Suppression des aides pour les handicapés en Roumanie

Selon un article de Andrei Udișteanu, David Muntean et Ionuț Duinea du 13 mars 2019 , relayé par le Courrier des Balkans 

 

Avant de revenir à sa « passion » judiciaire, la majorité au pouvoir a passé son début d’année à plancher sur le budget 2019. Un budget largement contraint . Il a donc fallu faire des coupes et parmi les sacrifiés, les handicapés, qui ne reçoivent plus un sou de l’État.

En fait , l’État a transféré aux communes , la responsabilité du paiement des allocations mensuelles et des salaires des assistants personnels. Jusqu’à présent, 90% des coûts étaient pris en charge par l’État, les 10% restants provenant des autorités locales.
Les Communes avaient déjà des difficultés de s'acquitter des 10% restants . Maintenant, on peut parler de la suppression des moyens de survie.

Les représentants des handicapés ont bien essayé d’empêcher la mise en œuvre de cette mesure. Plusieurs dizaines de personnes, dont certaines avec des béquilles ou assis en fauteuil roulant, se sont rassemblées le 8 février devant le bâtiment du gouvernement, place Victoriei, à B ucarest. Sans résultat .
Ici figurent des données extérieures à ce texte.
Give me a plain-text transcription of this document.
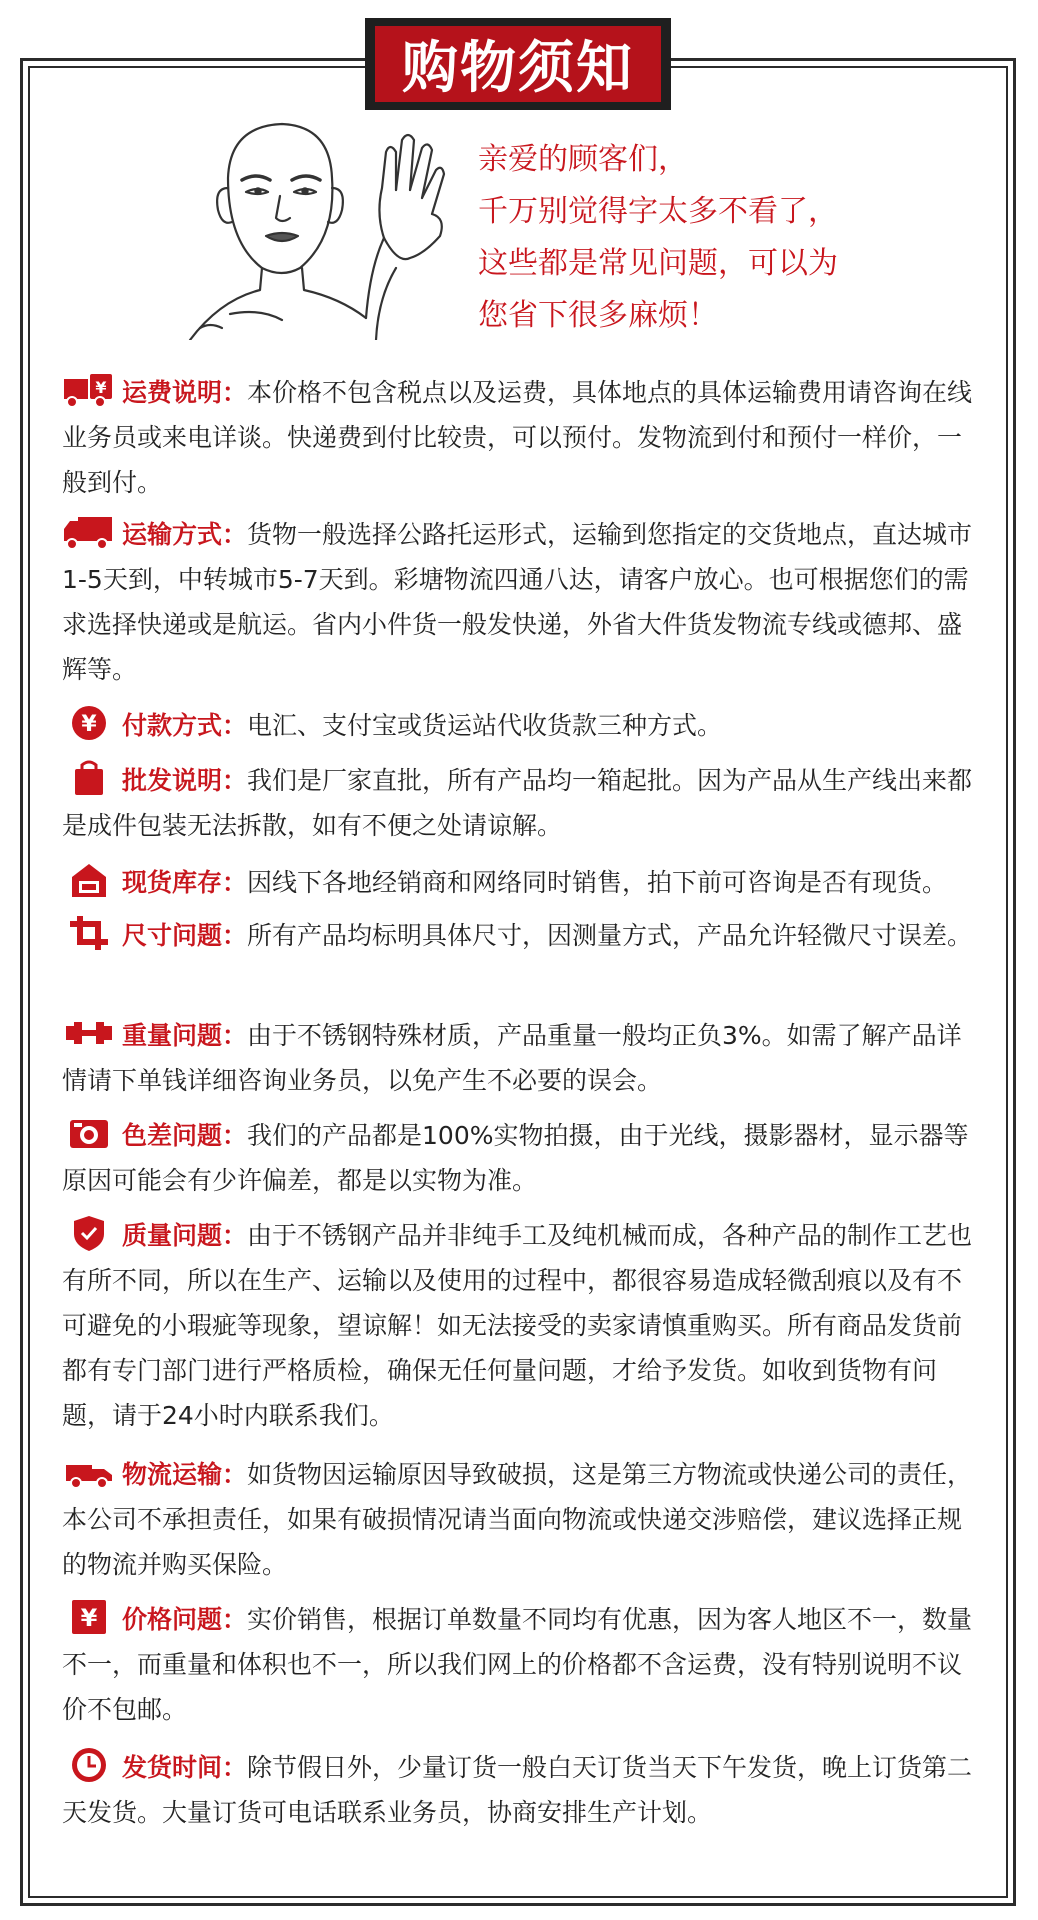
购物须知
亲爱的顾客们，
千万别觉得字太多不看了，
这些都是常见问题，可以为
您省下很多麻烦！
¥ 运费说明：本价格不包含税点以及运费，具体地点的具体运输费用请咨询在线业务员或来电详谈。快递费到付比较贵，可以预付。发物流到付和预付一样价，一般到付。
运输方式：货物一般选择公路托运形式，运输到您指定的交货地点，直达城市1-5天到，中转城市5-7天到。彩塘物流四通八达，请客户放心。也可根据您们的需求选择快递或是航运。省内小件货一般发快递，外省大件货发物流专线或德邦、盛辉等。
¥ 付款方式：电汇、支付宝或货运站代收货款三种方式。
批发说明：我们是厂家直批，所有产品均一箱起批。因为产品从生产线出来都是成件包装无法拆散，如有不便之处请谅解。
现货库存：因线下各地经销商和网络同时销售，拍下前可咨询是否有现货。
尺寸问题：所有产品均标明具体尺寸，因测量方式，产品允许轻微尺寸误差。
重量问题：由于不锈钢特殊材质，产品重量一般均正负3%。如需了解产品详情请下单钱详细咨询业务员，以免产生不必要的误会。
色差问题：我们的产品都是100%实物拍摄，由于光线，摄影器材，显示器等原因可能会有少许偏差，都是以实物为准。
质量问题：由于不锈钢产品并非纯手工及纯机械而成，各种产品的制作工艺也有所不同，所以在生产、运输以及使用的过程中，都很容易造成轻微刮痕以及有不可避免的小瑕疵等现象，望谅解！如无法接受的卖家请慎重购买。所有商品发货前都有专门部门进行严格质检，确保无任何量问题，才给予发货。如收到货物有问题，请于24小时内联系我们。
物流运输：如货物因运输原因导致破损，这是第三方物流或快递公司的责任，本公司不承担责任，如果有破损情况请当面向物流或快递交涉赔偿，建议选择正规的物流并购买保险。
¥ 价格问题：实价销售，根据订单数量不同均有优惠，因为客人地区不一，数量不一，而重量和体积也不一，所以我们网上的价格都不含运费，没有特别说明不议价不包邮。
发货时间：除节假日外，少量订货一般白天订货当天下午发货，晚上订货第二天发货。大量订货可电话联系业务员，协商安排生产计划。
Selon les statistiques officielles, la Roumanie comptent 800 000 handicapés. 40% souffrent d’un handicap grave et ont droit, en plus d’une allocation mensuelle (de 640 lei maximum – environ 135 euros), à un assistant personnel qui perçoit un salaire de l’État (1500 lei/mois – environ 320 euros). Pour motiver sa décision, le gouvernement a décidé d’augmenter la part que les municipalité touchent de l’impôt sur le revenu. Ce sont ces ressources supplémentaires qui devront couvrir les dépenses d’assistance aux personnes handicapées. Cela devrait fonctionner dans les grandes villes à l’économie développée où les impôts sur le revenu génèrent des montants importants. Cependant, dans de nombreuses municipalités, l’augmentation du taux d’imposition ne couvrira pas les allocations aux personnes handicapées et les salaires des personnes qui en prennent soin. 

A Nicoresti , Mihaela Porumbaru ,  22 ans, souffre d’un handicap moteur qui la maintient immobilisée dans un fauteuil roulant. Mais le maire a refusé de lui octroyer un fauteuil roulant et une allocation d’invalidité sous prétexte que cela constituerait un fardeau pour le budget de la municipalité. 

A Pucioasa, dans le centre du pays,le salaire de tous les employés communaux a été diminué de 10% depuis janvier pour pouvoir réaliser quelques investissements bien nécessaires dans la commune mais voilà une nouvelle chargemais cela ne suffira pas pour supporter cette nouvelle charge

C'est Darius Vâlcov, conseiller du Premier ministre actuel qui est à l'origine de cette mesure . 

C'est ce même monsieur qui vient d'être condamné à huit ans de prison ferme par la Haute cour de cassation et de justice pour trafic d’influence, blanchiment d’argent et transaction financière incompatible avec l’exercice de ses fonctions alors qu'il était maire de Slatina dans l'Olt .  Le jugement n’est pas définitif, Darius Vâlcov a fait appel. Pendant ce temps-là, le conseiller d’État garde la confiance du gouvernement et du PSD et reste à la manœuvre de la politique économique du pays.